Exercise safely, don’t overdo it. Participating in a traditional Thanksgiving sporting event? If a “Turkey Bowl” or other athletic activity is part of your celebration remember to stretch first and avoid overexertion. Avoid weather-related issues such as hypothermia or frostbite by dressing appropriately for the weather outside. The ER will likely see a spate of holiday-related sprains, muscle tears or other injuries. Especially for those who may not exercise regularly, one way to decrease the likelihood of injury is to play touch football rather than tackle.
Thanksgiving can also be a challenge for those coping with mental health issues. Whether it comes from the pressure to entertain, financial strain, family tension or other issues, stress runs high this time of year. It is important to recognize and treat the symptoms of anxiety, depression or other mental health disorders with professional help as needed. Better self-care can ward off things that may send you to the ER like panic attacks, complications from alcohol abuse or other emergencies.

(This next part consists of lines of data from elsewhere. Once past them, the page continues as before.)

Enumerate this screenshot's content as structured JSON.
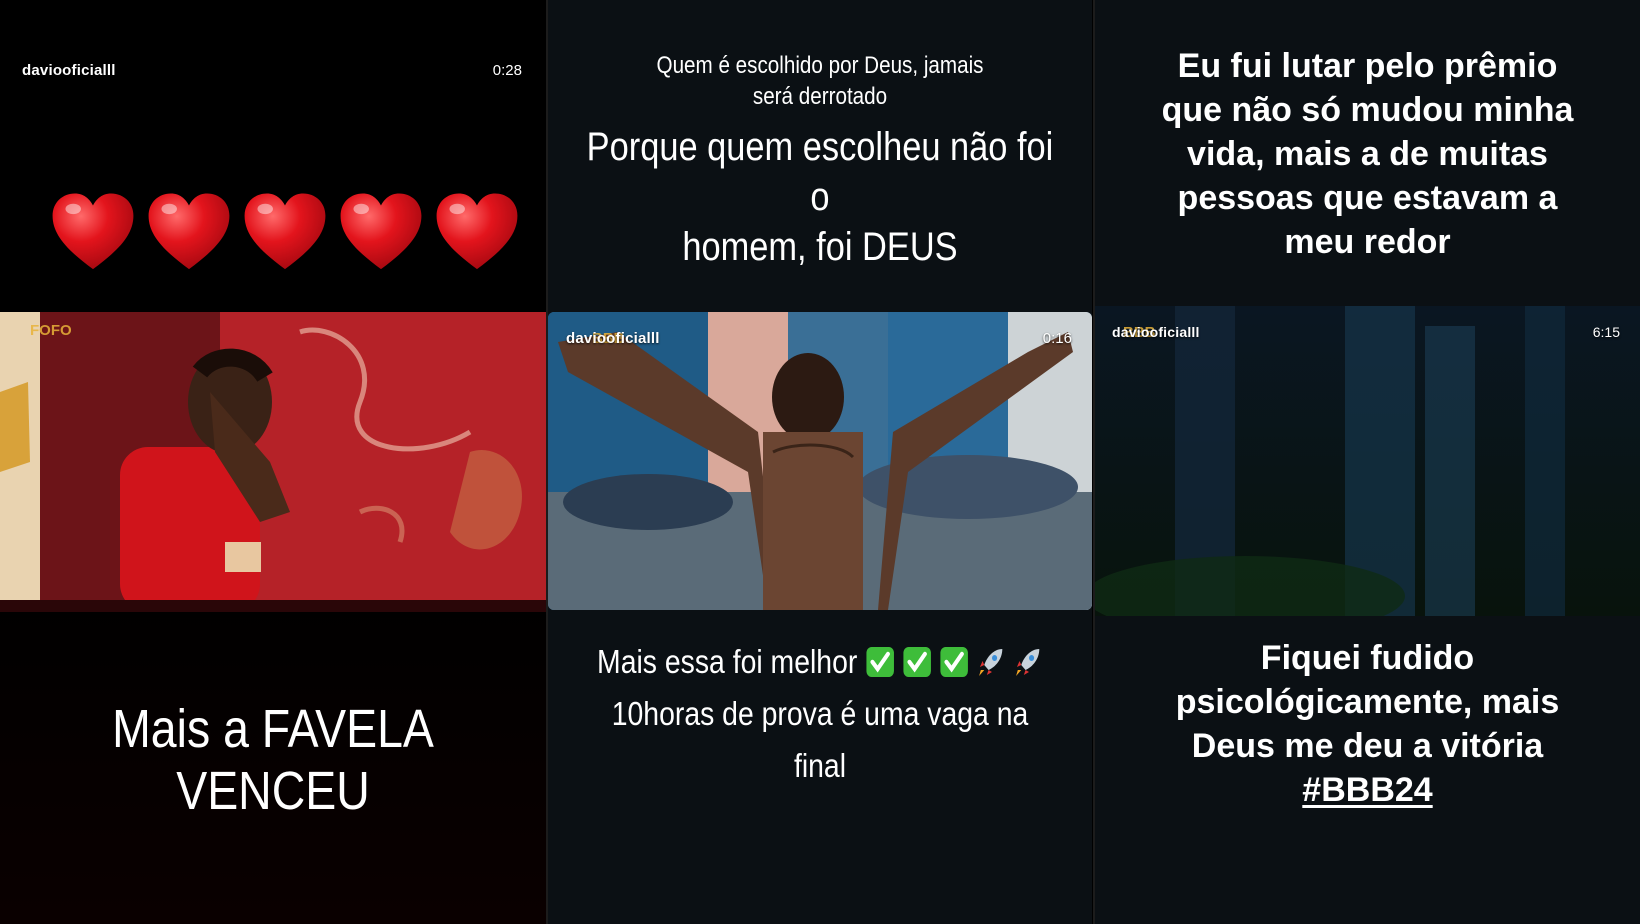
{
  "panel1": {
    "handle": "daviooficialll",
    "duration": "0:28",
    "hearts": [
      "heart",
      "heart",
      "heart",
      "heart",
      "heart"
    ],
    "video_badge": "FOFO",
    "caption": "Mais a FAVELA VENCEU",
    "colors": {
      "heart": "#e3141c",
      "wall_red": "#b52228"
    }
  },
  "panel2": {
    "top_caption": [
      "Quem é escolhido por Deus, jamais",
      "será derrotado"
    ],
    "main_caption": [
      "Porque quem escolheu não foi o",
      "homem, foi DEUS"
    ],
    "handle": "daviooficialll",
    "duration": "0:16",
    "video_badge": "BBB",
    "bottom_caption_line1": "Mais essa foi melhor",
    "bottom_caption_emojis": [
      "check-mark",
      "check-mark",
      "check-mark",
      "rocket",
      "rocket"
    ],
    "bottom_caption_line2": "10horas de prova é uma vaga na final"
  },
  "panel3": {
    "top_caption": [
      "Eu fui lutar pelo prêmio",
      "que não só mudou minha",
      "vida, mais a de muitas",
      "pessoas que estavam a",
      "meu redor"
    ],
    "handle": "daviooficialll",
    "duration": "6:15",
    "video_badge": "BBB",
    "bottom_caption": [
      "Fiquei fudido",
      "psicológicamente, mais",
      "Deus me deu a vitória"
    ],
    "hashtag": "#BBB24"
  }
}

“Distractions, multi-tasking and poor decisions make Thanksgiving one of the busier days in many emergency departments. If an emergency does occur, don’t delay a trip to the ER, putting off care might seem convenient at the time but poses serious health risks,” said Dr. Kivela.
ACEP is the national medical specialty society representing emergency medicine. ACEP is committed to advancing emergency care through continuing education, research and public education. Headquartered in Dallas, Texas, ACEP has 53 chapters representing each state, as well as Puerto Rico and the District of Columbia. A Government Services Chapter represents emergency physicians employed by military branches and other government agencies.